More about BBC Rewind from BBC News Labs
Your Story is one product that has been curated by the Rewind team. It allows you to see historical highlights from a personalised range of time, for example, since you were born. Your Story is designed to trigger reminiscence, which can be comforting to those suffering from dementia. They promoted the tool for Dementia Week and hope to introduce a further personalisation where users may be able to add photos or videos from their own life to the historical events presented in Your Story. A later iteration of Your Story placed people in their most likely role during the Battle of the Somme.
Developing Nations is another product being developed by BBC Rewind. The idea is to recreate person-on-the-street interviews dating back decades: speak to people about the same issues on the same street corners that can be found in the archives. “We will try to draw a comparison to see how, if at all, we have developed in terms of our attitudes. I think we will do something along the lines of serious issues and some funny issues, just to see how things have changed,” Andy said.
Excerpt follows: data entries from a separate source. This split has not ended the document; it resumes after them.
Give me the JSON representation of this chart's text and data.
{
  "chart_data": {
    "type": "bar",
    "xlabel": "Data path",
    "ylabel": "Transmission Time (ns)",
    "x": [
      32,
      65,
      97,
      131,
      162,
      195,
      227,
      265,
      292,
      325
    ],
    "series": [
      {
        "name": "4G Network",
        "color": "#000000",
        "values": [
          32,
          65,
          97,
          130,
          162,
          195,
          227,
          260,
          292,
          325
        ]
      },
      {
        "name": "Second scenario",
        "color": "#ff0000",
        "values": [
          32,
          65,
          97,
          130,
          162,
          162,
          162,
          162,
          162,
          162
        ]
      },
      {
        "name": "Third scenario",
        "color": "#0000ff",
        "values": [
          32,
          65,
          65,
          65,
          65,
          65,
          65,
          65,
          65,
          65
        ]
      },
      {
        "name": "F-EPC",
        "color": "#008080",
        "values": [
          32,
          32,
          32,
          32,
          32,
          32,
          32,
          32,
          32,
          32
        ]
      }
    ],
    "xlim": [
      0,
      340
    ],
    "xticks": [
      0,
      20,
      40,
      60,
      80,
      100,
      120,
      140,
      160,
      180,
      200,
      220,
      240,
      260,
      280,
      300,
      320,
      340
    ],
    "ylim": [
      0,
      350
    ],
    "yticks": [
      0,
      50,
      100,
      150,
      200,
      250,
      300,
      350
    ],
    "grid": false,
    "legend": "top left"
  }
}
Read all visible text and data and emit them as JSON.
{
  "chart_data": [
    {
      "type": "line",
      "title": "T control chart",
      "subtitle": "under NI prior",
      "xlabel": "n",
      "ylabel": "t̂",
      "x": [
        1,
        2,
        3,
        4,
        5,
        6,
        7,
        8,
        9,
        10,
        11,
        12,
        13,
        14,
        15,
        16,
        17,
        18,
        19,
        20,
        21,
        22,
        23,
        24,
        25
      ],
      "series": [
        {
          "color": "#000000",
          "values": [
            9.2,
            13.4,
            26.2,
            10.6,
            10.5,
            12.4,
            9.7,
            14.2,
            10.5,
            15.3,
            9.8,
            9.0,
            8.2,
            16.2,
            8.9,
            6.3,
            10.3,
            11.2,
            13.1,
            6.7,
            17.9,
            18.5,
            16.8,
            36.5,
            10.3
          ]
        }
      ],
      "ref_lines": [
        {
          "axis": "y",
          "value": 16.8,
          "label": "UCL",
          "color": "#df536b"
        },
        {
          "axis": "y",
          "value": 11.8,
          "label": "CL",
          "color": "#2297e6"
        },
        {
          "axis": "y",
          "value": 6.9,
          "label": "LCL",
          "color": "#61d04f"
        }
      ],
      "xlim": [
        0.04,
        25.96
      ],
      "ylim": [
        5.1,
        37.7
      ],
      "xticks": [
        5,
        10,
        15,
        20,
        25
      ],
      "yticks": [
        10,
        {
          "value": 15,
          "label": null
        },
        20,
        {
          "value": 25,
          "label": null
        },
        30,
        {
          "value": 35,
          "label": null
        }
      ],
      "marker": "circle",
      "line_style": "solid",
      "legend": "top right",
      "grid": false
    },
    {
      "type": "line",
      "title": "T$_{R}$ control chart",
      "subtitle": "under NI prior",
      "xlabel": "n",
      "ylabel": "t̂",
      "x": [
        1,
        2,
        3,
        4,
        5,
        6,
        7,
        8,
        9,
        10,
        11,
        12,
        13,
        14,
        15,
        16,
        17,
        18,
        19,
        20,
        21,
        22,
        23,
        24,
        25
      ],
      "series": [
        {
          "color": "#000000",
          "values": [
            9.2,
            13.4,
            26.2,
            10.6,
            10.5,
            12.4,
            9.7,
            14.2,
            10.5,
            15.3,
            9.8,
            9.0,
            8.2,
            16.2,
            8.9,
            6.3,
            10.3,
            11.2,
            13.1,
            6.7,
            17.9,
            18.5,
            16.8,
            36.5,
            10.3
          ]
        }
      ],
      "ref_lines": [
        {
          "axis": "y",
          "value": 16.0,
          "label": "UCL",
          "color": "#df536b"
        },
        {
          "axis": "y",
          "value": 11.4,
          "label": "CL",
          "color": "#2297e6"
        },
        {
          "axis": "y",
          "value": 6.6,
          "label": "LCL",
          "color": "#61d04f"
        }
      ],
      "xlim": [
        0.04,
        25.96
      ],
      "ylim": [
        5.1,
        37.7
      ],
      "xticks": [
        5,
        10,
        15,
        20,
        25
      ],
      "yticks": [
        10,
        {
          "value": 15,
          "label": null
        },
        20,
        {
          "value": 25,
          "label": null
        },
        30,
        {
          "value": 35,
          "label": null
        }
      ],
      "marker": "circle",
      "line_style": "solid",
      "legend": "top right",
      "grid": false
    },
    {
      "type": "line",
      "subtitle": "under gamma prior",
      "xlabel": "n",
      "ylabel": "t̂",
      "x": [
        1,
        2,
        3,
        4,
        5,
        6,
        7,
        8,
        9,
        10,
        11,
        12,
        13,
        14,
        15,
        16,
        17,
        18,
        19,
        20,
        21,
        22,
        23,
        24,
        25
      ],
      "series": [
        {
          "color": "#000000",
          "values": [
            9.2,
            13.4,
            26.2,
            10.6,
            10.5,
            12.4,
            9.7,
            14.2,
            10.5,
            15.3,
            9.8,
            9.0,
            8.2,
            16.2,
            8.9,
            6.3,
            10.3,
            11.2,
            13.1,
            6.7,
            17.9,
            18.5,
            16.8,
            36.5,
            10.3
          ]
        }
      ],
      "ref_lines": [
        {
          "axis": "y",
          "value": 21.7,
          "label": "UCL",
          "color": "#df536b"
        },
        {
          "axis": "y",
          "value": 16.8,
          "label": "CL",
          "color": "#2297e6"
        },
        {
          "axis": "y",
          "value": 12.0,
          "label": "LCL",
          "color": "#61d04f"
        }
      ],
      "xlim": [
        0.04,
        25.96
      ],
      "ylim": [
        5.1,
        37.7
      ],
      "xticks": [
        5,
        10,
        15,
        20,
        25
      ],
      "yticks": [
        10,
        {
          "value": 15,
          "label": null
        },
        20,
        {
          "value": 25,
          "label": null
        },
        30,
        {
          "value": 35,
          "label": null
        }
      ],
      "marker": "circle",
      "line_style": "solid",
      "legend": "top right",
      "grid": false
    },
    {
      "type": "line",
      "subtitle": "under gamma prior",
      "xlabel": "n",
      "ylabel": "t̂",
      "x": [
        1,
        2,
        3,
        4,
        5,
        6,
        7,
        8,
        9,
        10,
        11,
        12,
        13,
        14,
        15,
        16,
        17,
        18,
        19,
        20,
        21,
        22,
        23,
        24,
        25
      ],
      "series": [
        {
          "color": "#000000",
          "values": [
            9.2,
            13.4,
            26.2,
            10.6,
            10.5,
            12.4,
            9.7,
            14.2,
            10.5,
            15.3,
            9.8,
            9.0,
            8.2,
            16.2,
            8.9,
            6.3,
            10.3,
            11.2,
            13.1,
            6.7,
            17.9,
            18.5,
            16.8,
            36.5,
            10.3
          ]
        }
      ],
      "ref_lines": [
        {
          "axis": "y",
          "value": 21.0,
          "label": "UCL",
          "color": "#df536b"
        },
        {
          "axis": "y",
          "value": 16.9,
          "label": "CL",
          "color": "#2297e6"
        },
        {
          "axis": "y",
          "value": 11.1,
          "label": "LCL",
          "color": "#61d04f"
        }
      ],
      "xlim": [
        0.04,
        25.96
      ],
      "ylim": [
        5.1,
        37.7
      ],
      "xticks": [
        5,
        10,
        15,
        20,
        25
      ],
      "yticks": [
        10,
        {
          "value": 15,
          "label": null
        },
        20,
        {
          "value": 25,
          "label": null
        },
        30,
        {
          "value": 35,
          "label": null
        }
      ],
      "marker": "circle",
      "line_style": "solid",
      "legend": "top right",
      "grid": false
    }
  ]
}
The BBC Rewind team has grown to some 15 staff since it’s conception at the Editors Lab in 2014 including researchers, producers, project managers and developers. The Rewind staff also works closely with BBC Research & Development as well as BBC Archives, who are “the people who curate, and protect and preserve the archive”, many of them from a librarian background.
Coming from a journalism background, Andy hadn’t had the opportunity to team up with developers before beginning work on BBC Rewind. As editorial folks can be “frankly are a bit more dreamy and a bit more conceptual” than their technical colleagues, it helps to have a direct working relationship of a cross-functional team, similar to those we find at hackathons. Andy has been impressed with this collaborative process. He’ll ask a developer on his team, “‘You know, can we do this?’ They say, ‘Yeah, give me a few minutes,’ and they go away and they hammer away at a keyboard and they come back and they say, ‘Is this what you were thinking of?’, and invariably it is exactly what I was thinking of.”
Andy was surprised at how engaged his colleagues have been with the archive, “It really seems to have forged a kind of common interest…it has become a fascination.” Through this interest, Rewind has not only bridged a gap between editorial and technical teams, but also the various BBC entities across the UK: “We’re working with BBC Scotland, with BBC Wales, with BBC London centrally. It has tied the BBC together a little bit more than it was before,” he said.